I haven’t had any cramps since then. I haven’t bled much since then. I haven’t been in any pain at all. My breasts are still a bit sore and I am nauseaus sometimes but my pregnancy symptoms seem to be fading away.
My Emotional State
Strangely, I find myself becoming less attached to my experiences as a human. I don’t know why this is happening over the past few years as I have taken very drastic measures to conquer my fears and create the life I have always dreamt of and I see it forming all around me.
I just don’t feel as excited about life as I used to. Nothing moves me anymore. I don’t feel emotions like I used to. The only time I feel any sense of excitement about being alive is when I talk to my sons, who live with their father on the other side of the country.
This whole thing- this whole episode where I got pregnant from a man I would not even be long-term friends with and then learning I’m pregnant with TWINS and then having a miscarriage and having to undergo a D&C without being sedated and dealing with all of this all by myself in a city where I have no friends, yes, yes it has impacted me.

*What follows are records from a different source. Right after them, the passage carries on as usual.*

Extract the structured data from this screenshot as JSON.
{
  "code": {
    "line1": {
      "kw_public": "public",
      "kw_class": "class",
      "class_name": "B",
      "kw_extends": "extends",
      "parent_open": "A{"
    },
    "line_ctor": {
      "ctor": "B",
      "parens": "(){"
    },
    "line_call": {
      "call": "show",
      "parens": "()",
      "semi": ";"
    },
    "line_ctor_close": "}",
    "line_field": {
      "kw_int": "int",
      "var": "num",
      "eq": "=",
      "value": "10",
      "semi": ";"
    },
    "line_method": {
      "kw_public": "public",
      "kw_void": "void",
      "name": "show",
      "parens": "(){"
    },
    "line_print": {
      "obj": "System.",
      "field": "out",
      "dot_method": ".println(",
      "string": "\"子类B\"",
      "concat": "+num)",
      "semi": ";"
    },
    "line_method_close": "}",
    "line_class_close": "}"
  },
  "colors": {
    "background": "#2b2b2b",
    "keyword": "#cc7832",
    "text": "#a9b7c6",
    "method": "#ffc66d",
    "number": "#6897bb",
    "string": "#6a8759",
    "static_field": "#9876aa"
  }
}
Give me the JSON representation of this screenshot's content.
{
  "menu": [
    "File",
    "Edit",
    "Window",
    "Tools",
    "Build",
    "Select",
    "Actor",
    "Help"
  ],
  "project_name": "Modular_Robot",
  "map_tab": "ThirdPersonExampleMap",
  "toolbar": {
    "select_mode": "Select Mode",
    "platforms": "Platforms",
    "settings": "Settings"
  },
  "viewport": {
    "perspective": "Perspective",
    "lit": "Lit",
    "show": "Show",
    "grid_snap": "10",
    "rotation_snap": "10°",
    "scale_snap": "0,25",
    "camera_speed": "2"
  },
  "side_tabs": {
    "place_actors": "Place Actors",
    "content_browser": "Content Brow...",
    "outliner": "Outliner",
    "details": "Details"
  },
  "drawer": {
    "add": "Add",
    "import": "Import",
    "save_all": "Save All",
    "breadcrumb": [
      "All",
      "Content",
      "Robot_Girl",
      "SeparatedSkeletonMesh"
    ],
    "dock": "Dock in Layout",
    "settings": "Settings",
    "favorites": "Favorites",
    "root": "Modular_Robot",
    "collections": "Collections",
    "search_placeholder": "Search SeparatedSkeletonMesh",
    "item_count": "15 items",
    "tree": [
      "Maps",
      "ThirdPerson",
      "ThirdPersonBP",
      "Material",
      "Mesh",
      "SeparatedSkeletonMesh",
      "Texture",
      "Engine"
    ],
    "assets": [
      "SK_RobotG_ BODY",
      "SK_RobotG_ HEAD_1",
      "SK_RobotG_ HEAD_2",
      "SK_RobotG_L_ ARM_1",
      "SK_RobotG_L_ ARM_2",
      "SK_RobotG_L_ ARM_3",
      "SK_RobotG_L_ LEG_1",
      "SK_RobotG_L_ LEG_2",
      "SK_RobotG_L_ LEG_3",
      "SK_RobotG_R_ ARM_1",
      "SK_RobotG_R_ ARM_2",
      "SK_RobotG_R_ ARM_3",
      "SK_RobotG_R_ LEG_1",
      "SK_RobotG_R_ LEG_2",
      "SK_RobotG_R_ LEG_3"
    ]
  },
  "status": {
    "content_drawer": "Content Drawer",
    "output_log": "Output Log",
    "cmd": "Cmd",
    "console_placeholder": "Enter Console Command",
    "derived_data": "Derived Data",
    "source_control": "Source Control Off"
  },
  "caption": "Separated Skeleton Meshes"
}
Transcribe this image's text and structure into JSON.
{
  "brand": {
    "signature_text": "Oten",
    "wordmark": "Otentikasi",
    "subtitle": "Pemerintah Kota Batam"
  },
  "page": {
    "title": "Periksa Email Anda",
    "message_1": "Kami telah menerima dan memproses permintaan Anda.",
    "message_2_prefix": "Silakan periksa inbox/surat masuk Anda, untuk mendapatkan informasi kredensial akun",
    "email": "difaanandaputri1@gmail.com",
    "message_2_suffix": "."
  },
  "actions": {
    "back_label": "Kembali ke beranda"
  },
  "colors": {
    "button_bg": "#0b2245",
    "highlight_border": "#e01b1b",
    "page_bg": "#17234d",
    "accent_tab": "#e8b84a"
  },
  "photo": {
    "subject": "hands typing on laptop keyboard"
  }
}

It’s allowed me to see just how disconnected I am from everything. I don’t know if this is a good thing or a bad thing. I don’t know if this is a symptom of depression because I don’t feel depressed. I feel aware. I feel aware that this whole life experience only means as much as you WANT it to mean.
I don’t know.
I’m healing, I guess. Hopefully.
3 Weeks After D&C and Mirena Insertion
It’s been 3 weeks since I had my D&C after having a miscarriage. I immediately had my first IUD inserted to prevent any future pregnancies and I went with the Mirena. This is what I have noticed so far.
- Extremely horny for one week, Ravenous sexual appetite although I was not allowed to have sex for 2 weeks after the Mirena was inserted to prevent infections.
- Spotting for 2 weeks. By the 3rd week, no more spotting. No major bleeding.
- Headaches and earaches for the first 2 weeks. I took tylenol. It went away.
- No impact on my ability to be physically fit. I work out regularly and feel fine.
- I feel SEXY with my IUD in as though I am ready to conquer the world.
- Still uninterested in socializing or meeting new people but that may have more to do with me being an introvert than my Mirena.
5 Weeks After D&C and Mirena Insertion
- No pain
- Cramping (which is tough for me because before I had the IUD I never had cramps)
- I got my period for the first time, light but steady bleeding for 4 days. I wore a tampon
- I gained weight but it could have been because I stopped smoking and doubled my food intake. I noticed what I was doing, stopped overeating and my weight went back down.
6 Months After Mirena IUD Insertion
- No pain
- Mild to no cramps
- No periods, only spotting for 2-3 days and then nothing for the rest of the month. I don’t even have to wear a tampon.